Impact on Lung Development
One of the most important concerns with congenital scoliosis, especially when it appears in the upper back (thoracic spine), is its effect on the chest and lungs. The lungs develop rapidly in the first years of life, and a severe spinal curve or fused ribs can physically restrict how much the chest cavity can expand. This condition, sometimes called thoracic insufficiency syndrome, can limit lung capacity well into adulthood if left untreated. Growth-friendly surgical devices like VEPTR were specifically designed to address this problem by keeping the chest wall expanding during the critical years of lung growth.
What Daily Life Looks Like
Most children with mild congenital scoliosis live active, unrestricted lives. The condition itself doesn’t cause pain in young children, though some adults with uncorrected or severe curves may develop back discomfort over time. Children who undergo growth-friendly surgery will have a period of regular surgical adjustments, which can be disruptive, but between procedures they typically return to most normal activities. After final fusion surgery, recovery usually takes several months, with gradual return to full activity.

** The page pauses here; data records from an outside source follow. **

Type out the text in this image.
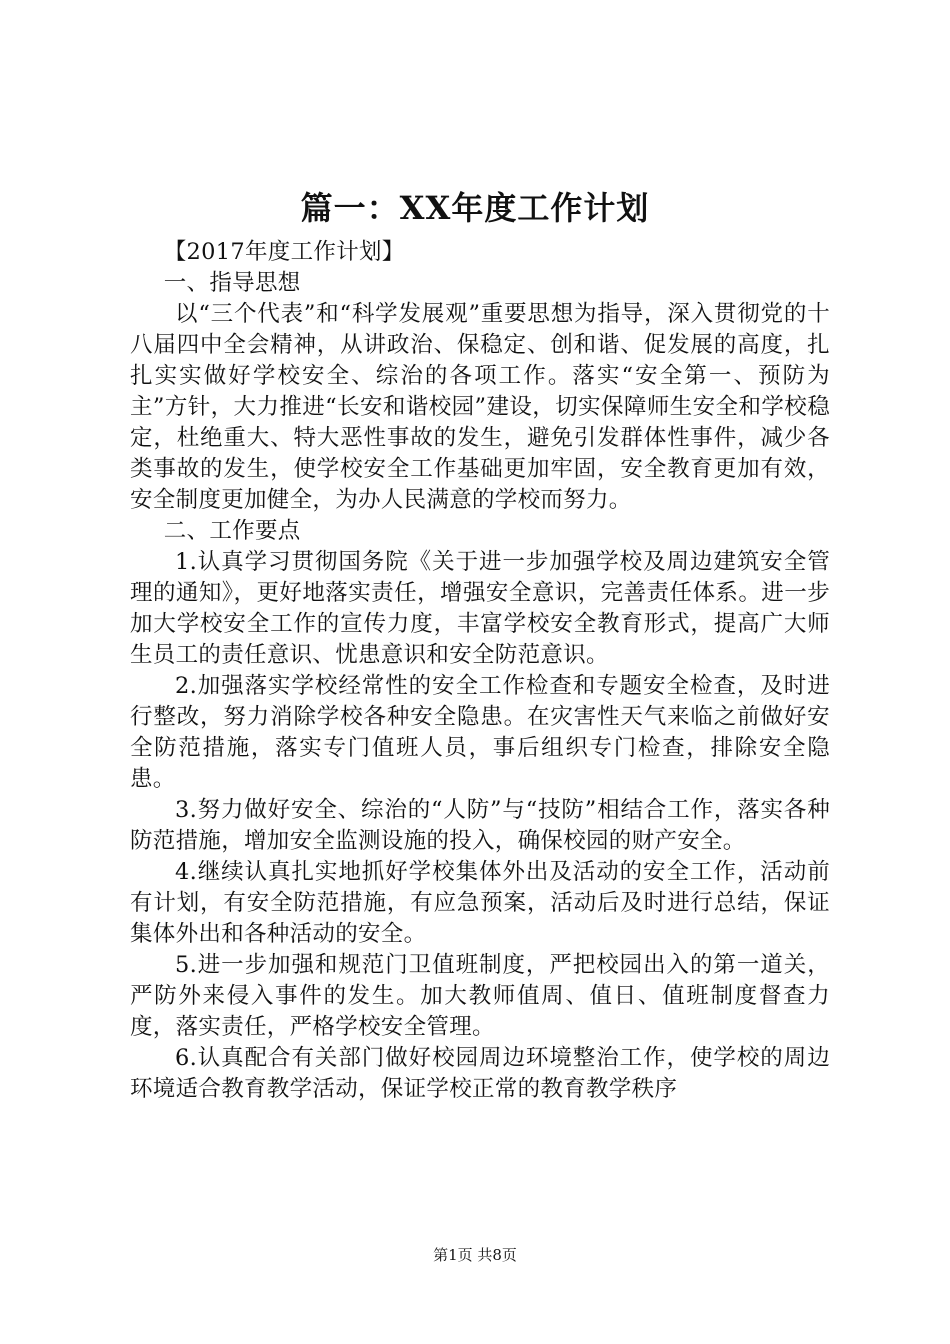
篇一：XX年度工作计划

【2017年度工作计划】

一、指导思想

以“三个代表”和“科学发展观”重要思想为指导，深入贯彻党的十八届四中全会精神，从讲政治、保稳定、创和谐、促发展的高度，扎扎实实做好学校安全、综治的各项工作。落实“安全第一、预防为主”方针，大力推进“长安和谐校园”建设，切实保障师生安全和学校稳定，杜绝重大、特大恶性事故的发生，避免引发群体性事件，减少各类事故的发生，使学校安全工作基础更加牢固，安全教育更加有效，安全制度更加健全，为办人民满意的学校而努力。

二、工作要点

1.认真学习贯彻国务院《关于进一步加强学校及周边建筑安全管理的通知》，更好地落实责任，增强安全意识，完善责任体系。进一步加大学校安全工作的宣传力度，丰富学校安全教育形式，提高广大师生员工的责任意识、忧患意识和安全防范意识。

2.加强落实学校经常性的安全工作检查和专题安全检查，及时进行整改，努力消除学校各种安全隐患。在灾害性天气来临之前做好安全防范措施，落实专门值班人员，事后组织专门检查，排除安全隐患。

3.努力做好安全、综治的“人防”与“技防”相结合工作，落实各种防范措施，增加安全监测设施的投入，确保校园的财产安全。

4.继续认真扎实地抓好学校集体外出及活动的安全工作，活动前有计划，有安全防范措施，有应急预案，活动后及时进行总结，保证集体外出和各种活动的安全。

5.进一步加强和规范门卫值班制度，严把校园出入的第一道关，严防外来侵入事件的发生。加大教师值周、值日、值班制度督查力度，落实责任，严格学校安全管理。

6.认真配合有关部门做好校园周边环境整治工作，使学校的周边环境适合教育教学活动，保证学校正常的教育教学秩序

第1页 共8页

Long-term outcomes vary widely. A child with a single stable hemivertebra may never need surgery and function with little to no limitation. A child with complex, multi-level defects and associated organ problems will likely need a coordinated team of specialists throughout childhood. Early detection and consistent monitoring remain the most reliable way to keep curves manageable and protect lung development during the years when it matters most.